By Jon Kalahar - email
JACKSON, MS (WLOX) - One option for local school districts hurt in the governor's latest round of budget cuts is a tax increase.
But state lawmakers say not so fast. They hope options they are looking at might keep that from happening.
"We're in the middle of a deep recession and every day I begin to realize that more and more," said Lieutenant Governor Phil Bryant, (R) Brandon.
Those words came from Lieutenant Governor Phil Bryant as he and two other Senate committee chairmen discussed the state's budget situation.
One of the biggest concerns on their minds is education. Because of required budget cuts from the governor, 20 school districts don't have enough funding to cover their budgets.

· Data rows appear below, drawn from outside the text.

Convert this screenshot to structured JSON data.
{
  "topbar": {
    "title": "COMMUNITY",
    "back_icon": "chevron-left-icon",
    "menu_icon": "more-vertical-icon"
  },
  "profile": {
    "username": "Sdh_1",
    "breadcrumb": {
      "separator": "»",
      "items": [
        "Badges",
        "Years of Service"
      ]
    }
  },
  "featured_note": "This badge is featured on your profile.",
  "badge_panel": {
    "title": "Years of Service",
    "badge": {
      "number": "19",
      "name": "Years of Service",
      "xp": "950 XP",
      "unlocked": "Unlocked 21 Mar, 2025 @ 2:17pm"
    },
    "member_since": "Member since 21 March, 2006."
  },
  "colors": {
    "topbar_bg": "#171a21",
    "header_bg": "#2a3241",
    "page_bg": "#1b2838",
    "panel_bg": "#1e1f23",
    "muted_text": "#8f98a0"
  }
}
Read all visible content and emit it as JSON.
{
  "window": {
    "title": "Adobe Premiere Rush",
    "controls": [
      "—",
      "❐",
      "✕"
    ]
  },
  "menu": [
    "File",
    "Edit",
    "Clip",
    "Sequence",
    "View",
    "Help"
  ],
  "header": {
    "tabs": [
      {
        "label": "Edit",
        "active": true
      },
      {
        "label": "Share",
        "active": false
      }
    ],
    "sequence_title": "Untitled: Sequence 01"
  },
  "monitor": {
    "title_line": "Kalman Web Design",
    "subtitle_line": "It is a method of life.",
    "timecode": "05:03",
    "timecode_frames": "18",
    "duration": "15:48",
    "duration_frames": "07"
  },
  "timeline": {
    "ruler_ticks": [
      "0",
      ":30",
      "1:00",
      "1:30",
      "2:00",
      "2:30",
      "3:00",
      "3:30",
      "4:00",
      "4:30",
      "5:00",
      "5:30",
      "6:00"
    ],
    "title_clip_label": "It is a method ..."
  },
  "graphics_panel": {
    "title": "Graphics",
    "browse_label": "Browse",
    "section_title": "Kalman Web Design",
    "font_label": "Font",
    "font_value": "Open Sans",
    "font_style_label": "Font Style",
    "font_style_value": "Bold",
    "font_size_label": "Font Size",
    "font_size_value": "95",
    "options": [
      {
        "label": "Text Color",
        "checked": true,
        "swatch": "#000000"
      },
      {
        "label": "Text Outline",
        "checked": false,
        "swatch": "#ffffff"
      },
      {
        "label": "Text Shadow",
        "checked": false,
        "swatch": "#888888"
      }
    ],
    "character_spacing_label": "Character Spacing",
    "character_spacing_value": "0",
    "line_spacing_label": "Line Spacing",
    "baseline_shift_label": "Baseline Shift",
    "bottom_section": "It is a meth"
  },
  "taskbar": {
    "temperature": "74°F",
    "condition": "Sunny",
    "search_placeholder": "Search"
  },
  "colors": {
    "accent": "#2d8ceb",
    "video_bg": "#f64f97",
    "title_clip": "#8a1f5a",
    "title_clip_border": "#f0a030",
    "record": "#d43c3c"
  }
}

"They're not all equal, some districts have better financial circumstances than others," said Rep. Cecil Brown, (D) Jackson.
House Education Committee Chairman Cecil Brown says all options are on the table, both at the state and local levels.
"I think you'll see some districts looking at raising taxes, local taxes. As far as individual homeowners, that's pretty tough. But it's not gonna be enough money to solve the problem in some of these districts," said Brown.
A big piece to funding education after these budget cuts is the $300 million that's in the state's rainy day fund. But lawmakers aren't sure how much of that money they'll be able to use with so many other areas needing financial help as well.
Senate Appropriations Chairman Alan Nunnelee says the state's reserves, as well as the those in the local districts, will have to be used.
"Let's face it, it's raining and we're all gonna partner to get through this together," said Nunnelee.